Australia is a signatory to the UN Refugee Convention. In accordance with this principle refugees have a right to enter Australia if they are seeking asylum or are refugees who fear persecution if they were to return to their homeland.


Sadly, this isn’t the image that has been presented by much of Australian media.  Refugees and asylum seekers have frequently been termed as “boat people”, “queue jumpers” and "illegals”.  They have also been portrayed overwhelmingly as male, and any criminal acts by male refugees have been sensationalized, negatively “othering” the refugee population and fuelling xenophobia.


What is frequently lost in the conversation are the unique challenges faced by female asylum seekers and refugees.  When one does think of a woman holding this status, one normally conjures an image of a victim – a vulnerable and desperate person, frail and weak.


We never hear stories of their amazing bravery, resilience and ingenuity in the face of steep barriers and immense difficulties, both before they left their country, during the harrowing journey and after they reach Australia or one of its offshore detention centres.

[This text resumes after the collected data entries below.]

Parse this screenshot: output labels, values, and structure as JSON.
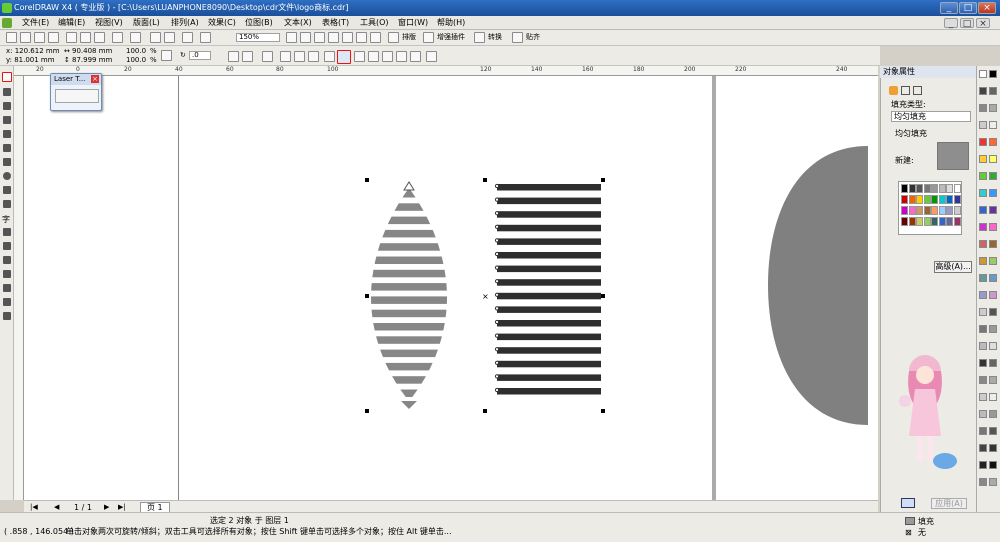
{
  "window": {
    "title": "CorelDRAW X4 ( 专业版 ) - [C:\\Users\\LUANPHONE8090\\Desktop\\cdr文件\\logo商标.cdr]"
  },
  "menu": [
    "文件(E)",
    "编辑(E)",
    "视图(V)",
    "版面(L)",
    "排列(A)",
    "效果(C)",
    "位图(B)",
    "文本(X)",
    "表格(T)",
    "工具(O)",
    "窗口(W)",
    "帮助(H)"
  ],
  "toolbar": {
    "zoom": "150%",
    "arrange_label": "排版",
    "plugins_label": "增强插件",
    "convert_label": "转换",
    "paste_label": "贴齐"
  },
  "props": {
    "x": "x: 120.612 mm",
    "y": "y: 81.001 mm",
    "width": "90.408 mm",
    "height": "87.999 mm",
    "scale_w": "100.0",
    "scale_h": "100.0",
    "pct": "%",
    "angle": ".0"
  },
  "ruler": {
    "h_ticks": [
      "20",
      "0",
      "20",
      "40",
      "60",
      "80",
      "100",
      "120",
      "140",
      "160",
      "180",
      "200",
      "220",
      "240"
    ]
  },
  "laser_toolbar": {
    "title": "Laser T..."
  },
  "page_nav": {
    "label": "1 / 1",
    "tab": "页 1"
  },
  "status": {
    "selection": "选定 2 对象 于 图层 1",
    "coords": "( .858 , 146.054 )",
    "hint": "单击对象两次可旋转/倾斜；双击工具可选择所有对象；按住 Shift 键单击可选择多个对象；按住 Alt 键单击...",
    "fill": "填充",
    "outline": "无"
  },
  "docker": {
    "title": "对象属性",
    "fill_type_label": "填充类型:",
    "fill_type_value": "均匀填充",
    "uniform_label": "均匀填充",
    "new_label": "新建:",
    "advanced_button": "高级(A)...",
    "apply_button": "应用(A)",
    "new_color": "#8e8e8e"
  },
  "colors": {
    "shape_fill": "#878787",
    "stripe_dark": "#2e2e2e",
    "bg_shape": "#808080"
  }
}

Women as a population are oppressed in many ways in every country in the world, and such prejudices and hostilities towards them are often amplified in dire circumstance.  Women embarking on the often terrifying journey to a new life in Australia face many challenges, and these are not frequently spoken about in mainstream media or general conversation.


Some quick facts:


  • Almost 80% of the refugee population is made up of women and children. They are mostly displaced because of war, political/racial violence or natural disasters such as famine.


  • Almost 50% of survivors of sexual assaults are girls under 18 years old.


  • At refugee camps, many cannot obtain refugee status because they find it difficult to meet the definition of a refugee. For instance the Refugee Convention asks refugees to document their fear of prosecutions in order to gain refugee status, which is impossible for many women due to language barriers and issues with illiteracy.